ZnO/SnO2 bilayer electron transport layer strategy to improve the performance of FAPbI3 solar cell

Abstract

In recent years, organic–inorganic hybrid perovskite (PVK) devices have attracted widespread attention with their high absorption coefficient and low-cost fabrication process. Formamidinium lead iodide (FAPbI3) perovskite solar cells (PSCs) have been reported to obtain high power conversion efficiencies (PCEs) due to the narrow bandgap. Zinc oxide (ZnO) has better electrical conductivity and high transmittance than tin (IV) dioxide (SnO2).

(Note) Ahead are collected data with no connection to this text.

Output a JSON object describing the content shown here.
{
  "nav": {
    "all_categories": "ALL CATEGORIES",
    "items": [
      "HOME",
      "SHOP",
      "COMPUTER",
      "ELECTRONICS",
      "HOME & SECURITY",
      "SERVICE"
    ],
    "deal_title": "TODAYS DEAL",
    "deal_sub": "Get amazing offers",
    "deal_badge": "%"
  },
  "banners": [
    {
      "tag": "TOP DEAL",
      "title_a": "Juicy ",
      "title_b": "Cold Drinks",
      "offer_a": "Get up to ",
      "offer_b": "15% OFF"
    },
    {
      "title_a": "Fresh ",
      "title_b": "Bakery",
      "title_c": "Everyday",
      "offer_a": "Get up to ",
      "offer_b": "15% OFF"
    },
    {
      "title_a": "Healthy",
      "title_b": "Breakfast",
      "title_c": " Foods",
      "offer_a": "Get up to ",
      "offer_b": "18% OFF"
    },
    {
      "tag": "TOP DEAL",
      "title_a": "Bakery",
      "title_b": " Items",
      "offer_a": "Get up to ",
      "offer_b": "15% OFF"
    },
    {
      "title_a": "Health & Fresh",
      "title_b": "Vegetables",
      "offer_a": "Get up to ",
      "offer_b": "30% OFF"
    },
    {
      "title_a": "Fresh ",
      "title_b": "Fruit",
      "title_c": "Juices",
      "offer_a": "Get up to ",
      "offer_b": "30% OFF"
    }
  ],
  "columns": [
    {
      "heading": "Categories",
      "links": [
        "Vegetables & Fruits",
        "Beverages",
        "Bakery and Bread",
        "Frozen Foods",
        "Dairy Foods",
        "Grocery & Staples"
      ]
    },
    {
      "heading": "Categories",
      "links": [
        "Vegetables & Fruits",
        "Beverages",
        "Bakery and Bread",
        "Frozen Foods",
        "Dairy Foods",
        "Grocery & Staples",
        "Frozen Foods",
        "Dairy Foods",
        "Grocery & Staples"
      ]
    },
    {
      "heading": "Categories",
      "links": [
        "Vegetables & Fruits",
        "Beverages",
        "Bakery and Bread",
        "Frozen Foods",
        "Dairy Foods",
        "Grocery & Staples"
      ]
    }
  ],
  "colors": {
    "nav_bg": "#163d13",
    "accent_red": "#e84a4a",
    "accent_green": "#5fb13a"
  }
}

However, the deprotonation behavior of ZnO limits its use in formamidinium (FA) or methylammonium (MA) devices, so it is mostly used in all-inorganic PSCs. In this work, to avoid the deprotonation behavior of ZnO, we prepared FAPbI3 PSCs using ZnO/SnO2 as bilayer electron transporting layers (ETLs), which improved the conductivity of the ETLs and promoted electron extraction and transfer. In addition, the decrease in the oxygen vacancy (Ov) on the bilayer ETLs contributed to the suppression of the non-radiative recombination of the device, thus enabling the achievement of a higher fill factor. As a result, the modified ETLs increased the PCE of FAPbI3 PSCs from 20.24% to 21.42% and improved the stability of the devices. The PCE of unpackaged devices increased steadily to 21.91% when stored in an N2 atmosphere for 183 days.